Ya que ese es el caso, la señora Li decidió atacar primero.

Pensó en decirles a los aldeanos que Shuangshuang le había dado todos los faisanes a ella, así los aldeanos pensarían que esos faisanes pertenecían a la Antigua Familia Yu.

Cuando Shuangshuang y ese mocoso estuvieran a punto de irse más tarde, llamaría a los aldeanos para que vinieran a mirar.

Incluso los más descarados no se atreverían a llevarse estos faisanes y huevos frente a todos en la aldea.

—La hija de Si Niang es realmente especial, igual que Si Niang cuando era joven.
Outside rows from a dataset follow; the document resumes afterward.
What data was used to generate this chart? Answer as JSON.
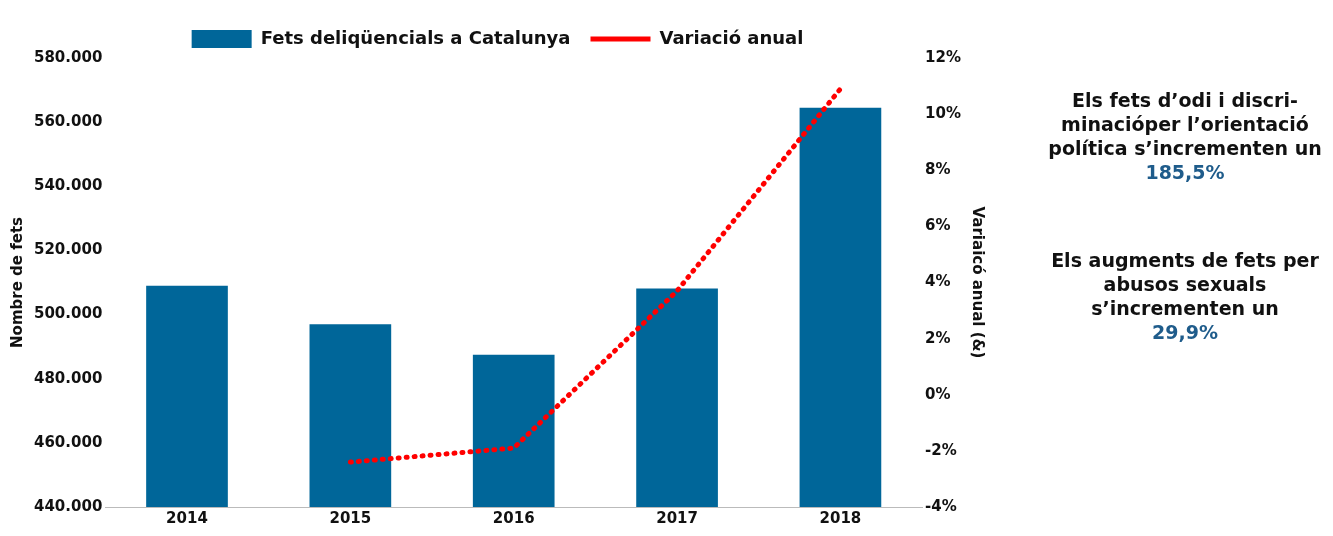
{
  "chart_data": {
    "type": "bar",
    "categories": [
      "2014",
      "2015",
      "2016",
      "2017",
      "2018"
    ],
    "ylabel": "Nombre de fets",
    "y2label": "Variaicó anual (&)",
    "series": [
      {
        "name": "Fets deliqüencials a Catalunya",
        "color": "#006699",
        "values": [
          509000,
          497000,
          487500,
          508100,
          564500
        ]
      },
      {
        "name": "Variació anual",
        "type": "line",
        "axis": "y2",
        "color": "#ff0000",
        "line_style": "dotted",
        "values": [
          null,
          -2.4,
          -1.9,
          3.7,
          10.9
        ]
      }
    ],
    "ylim": [
      440000,
      580000
    ],
    "yticks": [
      {
        "value": 440000,
        "label": "440.000"
      },
      {
        "value": 460000,
        "label": "460.000"
      },
      {
        "value": 480000,
        "label": "480.000"
      },
      {
        "value": 500000,
        "label": "500.000"
      },
      {
        "value": 520000,
        "label": "520.000"
      },
      {
        "value": 540000,
        "label": "540.000"
      },
      {
        "value": 560000,
        "label": "560.000"
      },
      {
        "value": 580000,
        "label": "580.000"
      }
    ],
    "y2lim": [
      -4,
      12
    ],
    "y2ticks": [
      {
        "value": -4,
        "label": "-4%"
      },
      {
        "value": -2,
        "label": "-2%"
      },
      {
        "value": 0,
        "label": "0%"
      },
      {
        "value": 2,
        "label": "2%"
      },
      {
        "value": 4,
        "label": "4%"
      },
      {
        "value": 6,
        "label": "6%"
      },
      {
        "value": 8,
        "label": "8%"
      },
      {
        "value": 10,
        "label": "10%"
      },
      {
        "value": 12,
        "label": "12%"
      }
    ],
    "grid": false,
    "legend": "top",
    "marker": "none",
    "annotations": [
      "Els fets d’odi i discri-minacióper l’orientació política s’incrementen un",
      "185,5%",
      "Els augments de fets per abusos sexuals s’incrementen un",
      "29,9%"
    ]
  }
}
—Tu Antigua Familia Yu debe haber hecho algo bueno en tiempos de tus antepasados para tener una nieta tan capaz. Hay muchos faisanes en la Aldea de la Familia Yu, pero pocos pueden atraparlos. ¡Verdaderamente he aprendido algo hoy!

—En efecto, nosotros de la Antigua Familia Yu no mantenemos a gente que no trabaja. ¡Si quieres comer, tienes que trabajar!

La señora Li presumió ante todos hasta que toda la aldea se enteró, entonces se detuvo.

La Anciana Yu bajó de la montaña, justo a tiempo para escuchar a los aldeanos hablar, sabiendo que su segunda nuera estaba tramando algo malo otra vez.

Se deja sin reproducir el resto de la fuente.